If you were injured by a driver who was in breach of his or her insurance, the good news is that your ICBC claim is largely unaffected. As an innocent victim, you are not punished by the driver’s (or owner’s) irresponsible behavior. However, it is important to check the insurance policy on the vehicle, especially if the driver is not the registered owner of the vehicle.
Driving a Vehicle Without the Owner’s Consent
If the driver has the vehicle without express or implied consent of the owner, then you cannot claim against the vehicle’s insurance policy. You may still be able to claim against insurance carried by all drivers with a valid BC driver’s licence, but the vehicle itself is considered uninsured.
Categories of Breach
Any use of a vehicle outside of what is permitted under the insurance policy will generally constitute a breach. The most common breach is probably a false principal operator declaration: the person who uses the vehicle most often is not listed as the principal operator. Other types of breaches include: giving a material false statement to ICBC, driving the vehicle for work purposes when it is not insured for commuting to work, driving the vehicle more frequently than is permitted under the policy, driving in breach of your driver’s licence, driving while impaired and letting someone drive your vehicle while impaired or in breach of his or her driver’s licence.

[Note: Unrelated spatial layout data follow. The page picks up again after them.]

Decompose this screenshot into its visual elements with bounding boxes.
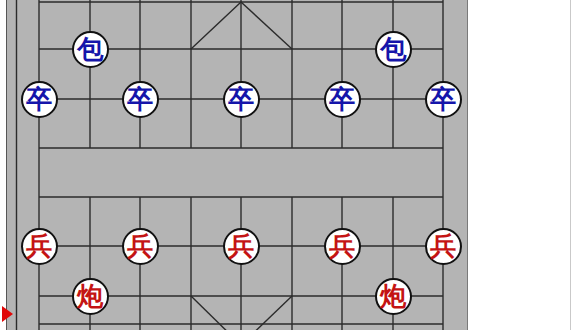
piece-red-cannon-right[interactable]: 炮 xyxy=(375,278,412,315)
piece-black-cannon-right[interactable]: 包 xyxy=(375,31,412,68)
xiangqi-app-window: 包包卒卒卒卒卒兵兵兵兵兵炮炮 xyxy=(0,0,576,330)
piece-black-cannon-left[interactable]: 包 xyxy=(72,31,109,68)
move-indicator-triangle xyxy=(2,306,13,322)
piece-black-soldier-1[interactable]: 卒 xyxy=(21,81,58,118)
piece-black-soldier-4[interactable]: 卒 xyxy=(324,81,361,118)
piece-red-soldier-1[interactable]: 兵 xyxy=(21,228,58,265)
piece-red-soldier-2[interactable]: 兵 xyxy=(122,228,159,265)
piece-red-cannon-left[interactable]: 炮 xyxy=(72,278,109,315)
panel-left-border xyxy=(6,0,7,330)
piece-black-soldier-5[interactable]: 卒 xyxy=(425,81,462,118)
piece-red-soldier-4[interactable]: 兵 xyxy=(324,228,361,265)
window-right-edge xyxy=(570,0,571,330)
piece-red-soldier-5[interactable]: 兵 xyxy=(425,228,462,265)
piece-red-soldier-3[interactable]: 兵 xyxy=(223,228,260,265)
piece-black-soldier-2[interactable]: 卒 xyxy=(122,81,159,118)
piece-black-soldier-3[interactable]: 卒 xyxy=(223,81,260,118)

Breach of Policy and Denial of No Fault Benefits
If you breached your insurance, but you did not cause the accident, you can still claim against the driver and/or vehicle that did cause the accident. However, you may be denied your no-fault benefits. The most common way that this breach occurs is by giving a false material statement to ICBC. Any time you communicate with ICBC, if you make a false statement, or even if you withhold relevant information, you may be in breach of your policy. This is where retaining a lawyer early in your claim can be very important to protect your rights.